Pit brachte eine kleine Distanz zwischen sich und Verena und tat so, als wenn er sich nochmals eine ihrer Zeichnungen intensiver anschauen wollte.
Wieder spürte er ihren brennenden Blick, doch er konnte sie nicht anschauen. Nicht jetzt, nach so einer blöden Frage?
Verena sagte nichts und je länger die Stille dauerte, umso schlechter ging es Pit.
Doch dann fühlte er plötzlich ihre Hand auf seinem Oberarm, die förmlich ein Loch in seine Jacke brannte.
„Ich habe weder einen Mann noch einen Freund noch einen Verlobten!“, sagte sie und als Pit sie schon fasst etwas verzweifelt anschaute, ergänzte sie noch: „Und wie ist es mit dir? Verheiratet, zwei Kinder oder eine Freundin?“
Pit senkte etwas verschämt den Kopf, bevor er ihr mit knirschenden Zähnen, dann aber mutig antwortete: „Weder noch! Ich habe bis vor einer Stunde noch niemanden getroffen, der nur annähernd an dich heranreichen könnte!“
Wieder überwältigte ihn die Scham und im Rausgehen murmelte er vor sich hin: „Was ist nur los mit dir, bist du von allen guten Geistern verlassen?“
In der Tür des Zimmers, indem Verenas Zeichentisch stand, drehte er sich noch mal um und sagte zu ihr: „Ich gehe jetzt besser!
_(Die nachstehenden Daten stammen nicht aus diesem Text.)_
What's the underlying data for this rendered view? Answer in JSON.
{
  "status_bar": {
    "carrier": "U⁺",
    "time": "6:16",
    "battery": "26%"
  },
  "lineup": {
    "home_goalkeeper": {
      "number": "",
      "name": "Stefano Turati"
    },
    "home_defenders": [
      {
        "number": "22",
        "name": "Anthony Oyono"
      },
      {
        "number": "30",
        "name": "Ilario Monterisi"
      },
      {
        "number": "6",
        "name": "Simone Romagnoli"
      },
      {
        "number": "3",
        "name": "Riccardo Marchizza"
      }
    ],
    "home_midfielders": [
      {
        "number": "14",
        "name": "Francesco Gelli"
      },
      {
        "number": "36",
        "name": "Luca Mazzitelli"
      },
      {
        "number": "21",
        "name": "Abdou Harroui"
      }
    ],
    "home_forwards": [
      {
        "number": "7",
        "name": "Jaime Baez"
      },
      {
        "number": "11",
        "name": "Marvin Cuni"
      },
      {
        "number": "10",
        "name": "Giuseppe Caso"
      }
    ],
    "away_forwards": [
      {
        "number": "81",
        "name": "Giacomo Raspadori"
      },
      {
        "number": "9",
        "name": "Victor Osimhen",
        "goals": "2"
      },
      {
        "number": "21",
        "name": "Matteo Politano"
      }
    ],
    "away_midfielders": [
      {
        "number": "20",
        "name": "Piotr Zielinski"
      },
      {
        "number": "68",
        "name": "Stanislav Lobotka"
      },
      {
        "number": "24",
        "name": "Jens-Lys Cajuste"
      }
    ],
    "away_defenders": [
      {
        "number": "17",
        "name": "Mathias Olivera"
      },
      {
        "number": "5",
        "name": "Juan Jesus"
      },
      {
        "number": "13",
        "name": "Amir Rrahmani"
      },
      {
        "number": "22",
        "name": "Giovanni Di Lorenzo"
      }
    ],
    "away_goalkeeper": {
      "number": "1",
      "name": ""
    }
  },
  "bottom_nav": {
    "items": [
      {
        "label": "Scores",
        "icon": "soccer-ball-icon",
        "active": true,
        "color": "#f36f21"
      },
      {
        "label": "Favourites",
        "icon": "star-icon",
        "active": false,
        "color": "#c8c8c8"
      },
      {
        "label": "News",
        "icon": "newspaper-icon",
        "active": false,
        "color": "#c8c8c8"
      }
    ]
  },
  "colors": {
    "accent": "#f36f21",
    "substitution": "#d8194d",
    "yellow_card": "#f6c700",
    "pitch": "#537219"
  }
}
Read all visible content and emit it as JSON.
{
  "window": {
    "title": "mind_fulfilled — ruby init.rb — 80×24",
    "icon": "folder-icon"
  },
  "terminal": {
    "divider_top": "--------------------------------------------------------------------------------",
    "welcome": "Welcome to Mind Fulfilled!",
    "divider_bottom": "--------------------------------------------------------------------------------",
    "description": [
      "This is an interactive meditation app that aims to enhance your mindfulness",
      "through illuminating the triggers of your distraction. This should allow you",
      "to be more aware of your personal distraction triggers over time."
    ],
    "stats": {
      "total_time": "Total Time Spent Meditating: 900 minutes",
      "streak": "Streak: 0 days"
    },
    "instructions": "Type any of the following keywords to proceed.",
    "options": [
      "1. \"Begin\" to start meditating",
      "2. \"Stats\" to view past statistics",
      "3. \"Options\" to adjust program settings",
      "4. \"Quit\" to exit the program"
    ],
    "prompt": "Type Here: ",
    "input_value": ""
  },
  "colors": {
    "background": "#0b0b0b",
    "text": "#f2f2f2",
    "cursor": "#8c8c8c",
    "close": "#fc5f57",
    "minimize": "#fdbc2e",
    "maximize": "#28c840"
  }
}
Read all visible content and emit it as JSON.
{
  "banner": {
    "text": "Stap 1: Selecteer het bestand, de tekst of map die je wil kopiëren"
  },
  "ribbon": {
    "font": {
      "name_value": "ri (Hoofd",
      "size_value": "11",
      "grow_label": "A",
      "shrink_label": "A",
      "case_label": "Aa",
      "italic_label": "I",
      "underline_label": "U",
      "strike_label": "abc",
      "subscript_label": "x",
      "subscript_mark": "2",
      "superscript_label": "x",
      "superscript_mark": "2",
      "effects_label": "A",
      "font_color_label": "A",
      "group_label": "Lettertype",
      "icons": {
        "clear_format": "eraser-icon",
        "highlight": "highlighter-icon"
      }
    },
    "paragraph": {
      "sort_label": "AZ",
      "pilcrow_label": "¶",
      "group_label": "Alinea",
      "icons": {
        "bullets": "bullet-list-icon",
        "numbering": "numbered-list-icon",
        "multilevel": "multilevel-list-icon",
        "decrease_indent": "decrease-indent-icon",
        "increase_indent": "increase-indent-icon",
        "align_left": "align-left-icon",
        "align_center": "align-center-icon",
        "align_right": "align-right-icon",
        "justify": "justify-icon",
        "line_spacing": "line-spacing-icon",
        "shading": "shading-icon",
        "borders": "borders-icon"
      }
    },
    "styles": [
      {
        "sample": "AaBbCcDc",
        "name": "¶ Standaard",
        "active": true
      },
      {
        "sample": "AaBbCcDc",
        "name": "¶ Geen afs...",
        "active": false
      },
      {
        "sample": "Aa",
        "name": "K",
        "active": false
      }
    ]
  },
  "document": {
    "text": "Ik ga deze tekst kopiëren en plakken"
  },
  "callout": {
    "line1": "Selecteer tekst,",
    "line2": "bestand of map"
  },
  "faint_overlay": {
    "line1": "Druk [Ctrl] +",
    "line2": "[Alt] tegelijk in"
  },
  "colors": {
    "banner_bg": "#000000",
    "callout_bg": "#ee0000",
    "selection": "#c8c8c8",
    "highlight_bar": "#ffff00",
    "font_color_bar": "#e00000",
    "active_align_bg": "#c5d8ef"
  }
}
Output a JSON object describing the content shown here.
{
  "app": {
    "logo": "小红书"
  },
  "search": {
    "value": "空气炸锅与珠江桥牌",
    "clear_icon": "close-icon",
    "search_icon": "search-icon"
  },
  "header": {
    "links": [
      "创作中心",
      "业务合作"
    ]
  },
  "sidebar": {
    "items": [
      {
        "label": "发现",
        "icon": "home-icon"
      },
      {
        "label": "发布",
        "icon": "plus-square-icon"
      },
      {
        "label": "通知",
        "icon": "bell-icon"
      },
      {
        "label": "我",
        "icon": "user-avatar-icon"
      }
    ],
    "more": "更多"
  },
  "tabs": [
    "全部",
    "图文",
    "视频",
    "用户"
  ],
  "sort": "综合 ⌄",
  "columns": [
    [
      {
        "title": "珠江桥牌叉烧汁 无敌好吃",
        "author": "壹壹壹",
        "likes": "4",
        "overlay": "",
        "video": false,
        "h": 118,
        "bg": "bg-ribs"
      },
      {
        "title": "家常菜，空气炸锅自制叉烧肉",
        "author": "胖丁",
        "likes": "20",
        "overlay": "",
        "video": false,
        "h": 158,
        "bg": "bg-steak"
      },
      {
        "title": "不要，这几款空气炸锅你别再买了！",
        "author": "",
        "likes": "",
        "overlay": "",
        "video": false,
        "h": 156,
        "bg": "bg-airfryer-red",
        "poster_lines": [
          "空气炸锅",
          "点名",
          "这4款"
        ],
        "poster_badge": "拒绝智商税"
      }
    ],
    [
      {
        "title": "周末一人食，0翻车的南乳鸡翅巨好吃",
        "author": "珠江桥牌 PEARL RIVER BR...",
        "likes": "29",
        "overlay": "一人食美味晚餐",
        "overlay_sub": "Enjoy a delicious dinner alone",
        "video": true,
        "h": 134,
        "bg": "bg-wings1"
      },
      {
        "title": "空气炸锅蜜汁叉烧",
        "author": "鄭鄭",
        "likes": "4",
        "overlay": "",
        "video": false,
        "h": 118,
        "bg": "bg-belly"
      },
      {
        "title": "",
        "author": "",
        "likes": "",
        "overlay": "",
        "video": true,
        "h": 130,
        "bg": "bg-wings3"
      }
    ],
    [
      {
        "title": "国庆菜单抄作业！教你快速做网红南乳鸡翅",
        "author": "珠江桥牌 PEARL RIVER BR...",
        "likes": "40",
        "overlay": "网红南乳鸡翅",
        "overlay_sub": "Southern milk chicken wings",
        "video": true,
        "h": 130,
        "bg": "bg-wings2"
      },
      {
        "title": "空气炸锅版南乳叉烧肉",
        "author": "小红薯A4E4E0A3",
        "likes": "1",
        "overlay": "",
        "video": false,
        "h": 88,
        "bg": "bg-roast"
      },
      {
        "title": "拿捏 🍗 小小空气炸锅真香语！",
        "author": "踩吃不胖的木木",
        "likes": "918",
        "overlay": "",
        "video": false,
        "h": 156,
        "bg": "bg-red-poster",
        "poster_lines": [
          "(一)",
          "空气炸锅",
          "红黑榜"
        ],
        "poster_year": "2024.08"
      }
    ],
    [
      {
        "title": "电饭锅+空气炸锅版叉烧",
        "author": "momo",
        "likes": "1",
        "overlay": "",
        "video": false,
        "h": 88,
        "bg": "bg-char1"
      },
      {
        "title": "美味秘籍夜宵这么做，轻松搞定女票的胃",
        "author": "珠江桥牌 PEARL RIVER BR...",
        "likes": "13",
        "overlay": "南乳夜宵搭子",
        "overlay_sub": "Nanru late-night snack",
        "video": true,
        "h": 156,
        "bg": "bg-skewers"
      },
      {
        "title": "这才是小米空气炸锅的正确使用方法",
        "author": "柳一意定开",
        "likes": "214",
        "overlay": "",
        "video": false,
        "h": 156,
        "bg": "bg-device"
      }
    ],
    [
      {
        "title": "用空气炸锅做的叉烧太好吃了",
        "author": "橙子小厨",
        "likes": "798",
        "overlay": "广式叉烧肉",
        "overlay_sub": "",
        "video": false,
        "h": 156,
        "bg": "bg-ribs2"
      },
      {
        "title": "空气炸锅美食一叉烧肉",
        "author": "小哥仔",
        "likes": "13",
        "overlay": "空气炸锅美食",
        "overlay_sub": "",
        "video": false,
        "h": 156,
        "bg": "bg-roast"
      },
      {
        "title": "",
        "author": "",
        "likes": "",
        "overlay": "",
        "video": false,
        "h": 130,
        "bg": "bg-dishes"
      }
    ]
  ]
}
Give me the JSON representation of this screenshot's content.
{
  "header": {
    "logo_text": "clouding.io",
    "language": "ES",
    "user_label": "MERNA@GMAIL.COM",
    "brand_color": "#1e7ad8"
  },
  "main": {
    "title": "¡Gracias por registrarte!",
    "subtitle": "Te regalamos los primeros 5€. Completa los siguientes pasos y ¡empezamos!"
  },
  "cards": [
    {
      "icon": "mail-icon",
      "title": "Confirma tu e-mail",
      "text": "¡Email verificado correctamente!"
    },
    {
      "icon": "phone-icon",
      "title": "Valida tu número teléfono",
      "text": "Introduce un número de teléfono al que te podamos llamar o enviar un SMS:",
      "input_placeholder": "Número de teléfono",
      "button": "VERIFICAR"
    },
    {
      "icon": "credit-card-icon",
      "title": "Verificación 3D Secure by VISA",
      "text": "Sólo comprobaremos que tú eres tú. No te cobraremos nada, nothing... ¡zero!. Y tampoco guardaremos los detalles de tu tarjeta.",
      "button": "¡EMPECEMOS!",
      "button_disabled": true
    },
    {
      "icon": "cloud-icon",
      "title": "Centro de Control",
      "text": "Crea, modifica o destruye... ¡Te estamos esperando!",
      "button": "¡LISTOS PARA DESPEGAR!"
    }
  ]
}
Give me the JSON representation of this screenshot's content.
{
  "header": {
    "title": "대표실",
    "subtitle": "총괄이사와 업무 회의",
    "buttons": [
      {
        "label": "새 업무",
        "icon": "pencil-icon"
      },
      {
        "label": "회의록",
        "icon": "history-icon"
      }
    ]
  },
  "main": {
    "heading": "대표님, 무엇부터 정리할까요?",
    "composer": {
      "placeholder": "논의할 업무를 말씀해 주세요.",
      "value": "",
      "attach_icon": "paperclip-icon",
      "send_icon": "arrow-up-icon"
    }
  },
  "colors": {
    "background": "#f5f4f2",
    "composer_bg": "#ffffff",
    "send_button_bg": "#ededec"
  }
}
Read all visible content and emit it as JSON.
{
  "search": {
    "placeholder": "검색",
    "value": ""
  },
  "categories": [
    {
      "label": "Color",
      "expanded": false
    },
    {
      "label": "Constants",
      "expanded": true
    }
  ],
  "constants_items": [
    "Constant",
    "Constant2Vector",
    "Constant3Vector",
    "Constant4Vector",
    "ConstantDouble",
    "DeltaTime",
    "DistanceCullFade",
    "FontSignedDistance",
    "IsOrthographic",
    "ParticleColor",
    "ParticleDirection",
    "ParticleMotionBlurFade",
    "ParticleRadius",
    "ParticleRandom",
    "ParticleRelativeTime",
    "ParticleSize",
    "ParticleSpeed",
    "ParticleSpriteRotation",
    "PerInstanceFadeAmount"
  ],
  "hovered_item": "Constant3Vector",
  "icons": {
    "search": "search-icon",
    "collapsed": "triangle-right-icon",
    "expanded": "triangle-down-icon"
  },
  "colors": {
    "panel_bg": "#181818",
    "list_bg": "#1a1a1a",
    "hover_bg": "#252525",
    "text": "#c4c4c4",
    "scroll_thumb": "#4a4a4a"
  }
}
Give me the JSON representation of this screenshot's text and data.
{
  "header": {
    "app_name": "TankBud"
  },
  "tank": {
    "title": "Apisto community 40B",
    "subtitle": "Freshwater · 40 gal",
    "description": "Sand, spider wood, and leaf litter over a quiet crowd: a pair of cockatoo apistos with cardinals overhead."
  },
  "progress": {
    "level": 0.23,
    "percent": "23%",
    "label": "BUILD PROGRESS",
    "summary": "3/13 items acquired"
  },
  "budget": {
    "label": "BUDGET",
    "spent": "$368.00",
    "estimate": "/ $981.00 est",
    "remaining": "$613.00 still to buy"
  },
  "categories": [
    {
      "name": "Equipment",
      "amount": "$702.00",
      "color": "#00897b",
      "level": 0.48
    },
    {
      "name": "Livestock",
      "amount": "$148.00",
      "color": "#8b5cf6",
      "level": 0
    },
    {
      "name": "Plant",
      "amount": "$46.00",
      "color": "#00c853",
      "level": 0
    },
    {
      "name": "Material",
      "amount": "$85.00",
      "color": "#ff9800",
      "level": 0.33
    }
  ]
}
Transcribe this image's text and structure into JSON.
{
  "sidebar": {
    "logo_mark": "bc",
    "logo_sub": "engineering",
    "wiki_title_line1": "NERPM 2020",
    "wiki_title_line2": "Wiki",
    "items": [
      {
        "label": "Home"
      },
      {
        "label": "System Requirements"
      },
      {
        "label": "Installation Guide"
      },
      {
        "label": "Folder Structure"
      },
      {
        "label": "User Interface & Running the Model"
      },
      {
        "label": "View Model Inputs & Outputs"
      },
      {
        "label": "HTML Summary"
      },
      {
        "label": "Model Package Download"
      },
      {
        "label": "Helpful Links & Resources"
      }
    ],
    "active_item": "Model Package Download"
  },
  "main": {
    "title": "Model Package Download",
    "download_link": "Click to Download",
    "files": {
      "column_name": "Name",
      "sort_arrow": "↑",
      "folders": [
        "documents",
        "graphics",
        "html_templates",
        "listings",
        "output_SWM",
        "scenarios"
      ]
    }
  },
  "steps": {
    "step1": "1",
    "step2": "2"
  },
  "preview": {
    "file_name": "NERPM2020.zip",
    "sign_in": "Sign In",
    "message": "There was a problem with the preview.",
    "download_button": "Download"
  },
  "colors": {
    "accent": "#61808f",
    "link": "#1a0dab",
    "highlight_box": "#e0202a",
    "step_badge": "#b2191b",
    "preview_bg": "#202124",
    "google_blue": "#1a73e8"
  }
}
Ich melde mich, wenn ich den ersten Entwurf der Zimmertür fertig habe, ich schicke dir per E-Mail-Anhang ein Foto!“
Das verschmitzte Lächeln in Verenas Gesicht, stürzte ihn in noch größere Unsicherheit. Fast schon fluchtartig verließ er das Grundstück und rief von unterwegs, durch den Wald seinen Gesellen an: „Walter, hole mich bitte ab und bringe einen Reifen und einen Wagenheber für den Cutty mit, ich stehe auf der Zufahrtstraße zum Herrenhaus.
Am Abend, er saß vor dem PC und bearbeitete das Tür-Foto mit Photoshop! Er hatte zwei verschiedene Farbnuancen gewählt. Die Füllungen in Naturholz, den Rahmen in hellgrau und die Bekleidung in einem dunkleren grau. Diese Kombination gefiel ihm am besten, weil sie sehr elegant wirkte.